Robust military and diplomatic relationships are to be encouraged with India and Japan.

According to the 2020 DSU, Australia will continue to support US led interventions in the Middle East and in North Asia, but missions will need to be in proportion to the nature of the threat to Australia or its interests.

Old certainties will be abandoned, including passivity in international affairs

2.21 The nature of current and future threats – including coercion in the region, more capable and active regional military forces, and expanding anti-access and area denial capabilities – requires Defence to develop a different set of capabilities. These must be able to hold potential adversaries’ forces and infrastructure at risk from a greater distance, and therefore influence their calculus of costs involved in threatening Australian interests.

No nukes, but we will acquire what it takes to hit hard…...

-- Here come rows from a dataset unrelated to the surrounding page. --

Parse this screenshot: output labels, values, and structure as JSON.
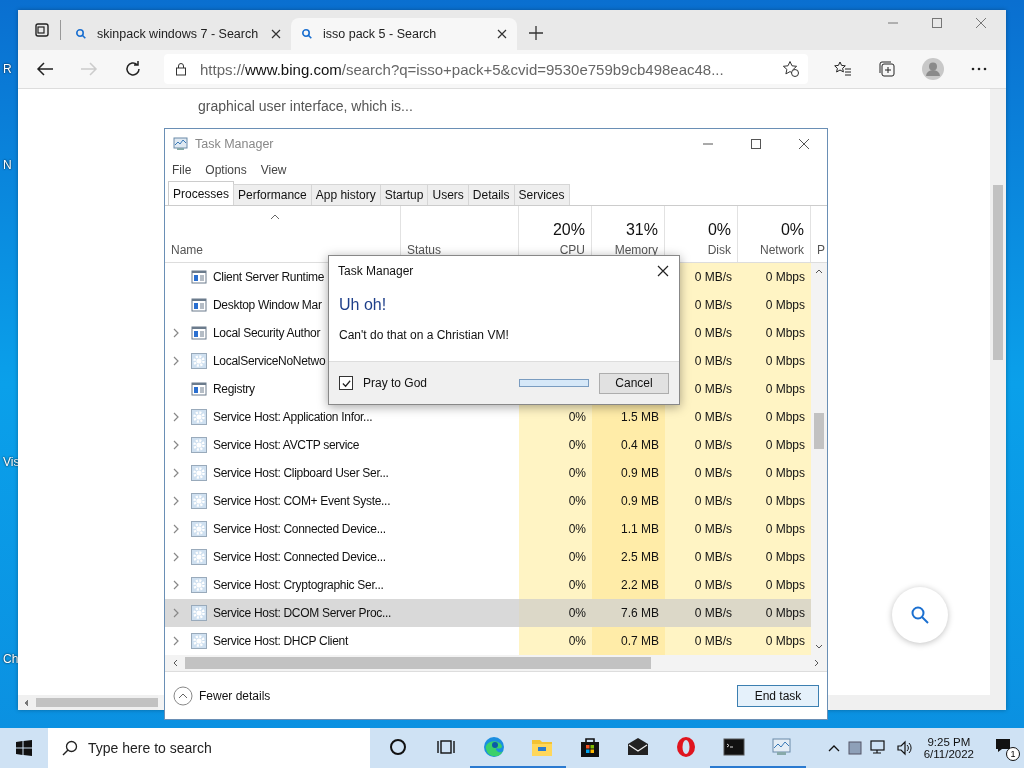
{
  "desktop": {
    "icon_labels": [
      "R",
      "N",
      "Vis",
      "Ch"
    ]
  },
  "browser": {
    "tabs": [
      {
        "title": "skinpack windows 7 - Search",
        "selected": false
      },
      {
        "title": "isso pack 5 - Search",
        "selected": true
      }
    ],
    "address": {
      "prefix": "https://",
      "domain": "www.bing.com",
      "path": "/search?q=isso+pack+5&cvid=9530e759b9cb498eac48..."
    },
    "page_text": "graphical user interface, which is..."
  },
  "task_manager": {
    "title": "Task Manager",
    "menu": [
      "File",
      "Options",
      "View"
    ],
    "tabs": [
      {
        "label": "Processes",
        "selected": true
      },
      {
        "label": "Performance",
        "selected": false
      },
      {
        "label": "App history",
        "selected": false
      },
      {
        "label": "Startup",
        "selected": false
      },
      {
        "label": "Users",
        "selected": false
      },
      {
        "label": "Details",
        "selected": false
      },
      {
        "label": "Services",
        "selected": false
      }
    ],
    "columns": [
      {
        "label": "Name"
      },
      {
        "label": "Status"
      },
      {
        "percent": "20%",
        "label": "CPU"
      },
      {
        "percent": "31%",
        "label": "Memory"
      },
      {
        "percent": "0%",
        "label": "Disk"
      },
      {
        "percent": "0%",
        "label": "Network"
      },
      {
        "label": "P"
      }
    ],
    "rows": [
      {
        "kind": "app",
        "expandable": false,
        "selected": false,
        "name": "Client Server Runtime",
        "disk": "0 MB/s",
        "network": "0 Mbps"
      },
      {
        "kind": "app",
        "expandable": false,
        "selected": false,
        "name": "Desktop Window Mar",
        "disk": "0 MB/s",
        "network": "0 Mbps"
      },
      {
        "kind": "app",
        "expandable": true,
        "selected": false,
        "name": "Local Security Author",
        "disk": "0 MB/s",
        "network": "0 Mbps"
      },
      {
        "kind": "service",
        "expandable": true,
        "selected": false,
        "name": "LocalServiceNoNetwo",
        "disk": "0 MB/s",
        "network": "0 Mbps"
      },
      {
        "kind": "app",
        "expandable": false,
        "selected": false,
        "name": "Registry",
        "disk": "0 MB/s",
        "network": "0 Mbps"
      },
      {
        "kind": "service",
        "expandable": true,
        "selected": false,
        "name": "Service Host: Application Infor...",
        "cpu": "0%",
        "memory": "1.5 MB",
        "disk": "0 MB/s",
        "network": "0 Mbps"
      },
      {
        "kind": "service",
        "expandable": true,
        "selected": false,
        "name": "Service Host: AVCTP service",
        "cpu": "0%",
        "memory": "0.4 MB",
        "disk": "0 MB/s",
        "network": "0 Mbps"
      },
      {
        "kind": "service",
        "expandable": true,
        "selected": false,
        "name": "Service Host: Clipboard User Ser...",
        "cpu": "0%",
        "memory": "0.9 MB",
        "disk": "0 MB/s",
        "network": "0 Mbps"
      },
      {
        "kind": "service",
        "expandable": true,
        "selected": false,
        "name": "Service Host: COM+ Event Syste...",
        "cpu": "0%",
        "memory": "0.9 MB",
        "disk": "0 MB/s",
        "network": "0 Mbps"
      },
      {
        "kind": "service",
        "expandable": true,
        "selected": false,
        "name": "Service Host: Connected Device...",
        "cpu": "0%",
        "memory": "1.1 MB",
        "disk": "0 MB/s",
        "network": "0 Mbps"
      },
      {
        "kind": "service",
        "expandable": true,
        "selected": false,
        "name": "Service Host: Connected Device...",
        "cpu": "0%",
        "memory": "2.5 MB",
        "disk": "0 MB/s",
        "network": "0 Mbps"
      },
      {
        "kind": "service",
        "expandable": true,
        "selected": false,
        "name": "Service Host: Cryptographic Ser...",
        "cpu": "0%",
        "memory": "2.2 MB",
        "disk": "0 MB/s",
        "network": "0 Mbps"
      },
      {
        "kind": "service",
        "expandable": true,
        "selected": true,
        "name": "Service Host: DCOM Server Proc...",
        "cpu": "0%",
        "memory": "7.6 MB",
        "disk": "0 MB/s",
        "network": "0 Mbps"
      },
      {
        "kind": "service",
        "expandable": true,
        "selected": false,
        "name": "Service Host: DHCP Client",
        "cpu": "0%",
        "memory": "0.7 MB",
        "disk": "0 MB/s",
        "network": "0 Mbps"
      }
    ],
    "fewer_details": "Fewer details",
    "end_task": "End task"
  },
  "dialog": {
    "title": "Task Manager",
    "heading": "Uh oh!",
    "message": "Can't do that on a Christian VM!",
    "checkbox": {
      "label": "Pray to God",
      "checked": true
    },
    "progress": {
      "level": 1
    },
    "button": "Cancel"
  },
  "taskbar": {
    "search_placeholder": "Type here to search",
    "apps": [
      {
        "kind": "cortana",
        "running": false
      },
      {
        "kind": "taskview",
        "running": false
      },
      {
        "kind": "edge",
        "running": true
      },
      {
        "kind": "explorer",
        "running": true
      },
      {
        "kind": "store",
        "running": false
      },
      {
        "kind": "mail",
        "running": false
      },
      {
        "kind": "opera",
        "running": false
      },
      {
        "kind": "terminal",
        "running": true
      },
      {
        "kind": "taskmgr",
        "running": true
      }
    ],
    "time": "9:25 PM",
    "date": "6/11/2022",
    "notifications": "1"
  }
}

2.22 Only the nuclear and conventional capabilities of the United States can offer effective deterrence against the possibility of nuclear threats against Australia. But it is the Government’s intent that Australia take greater responsibility for our own security. It is therefore essential that the ADF grow its self-reliant ability to deliver deterrent effects….. such as longer-range strike weapons, cyber capabilities and area denial systems.

And build an military industrial base to provide sovereign independence particularly in munitions.

2.26 This means it is vital that we continue to enhance the lethality and readiness of the ADF, as well as the logistic support required for high-intensity warfighting. In the event of a high-intensity conflict that engages the ADF, we need to have depth for sustaining key capabilities and materiel, especially munitions. This will require less risk-averse engagement with industry to accelerate capability development and strengthen supply, as well as selectively increasing interdependence with the United States and other partners in more responsive and assured global supply chains.

Maybe, just maybe, we finally have a Prime Minister prepared to fight for this country and not just lie down and sell us out like Fraser, Hawk, Keating, Rudd and Turnbull did.

Maybe there is a small window for some optimism.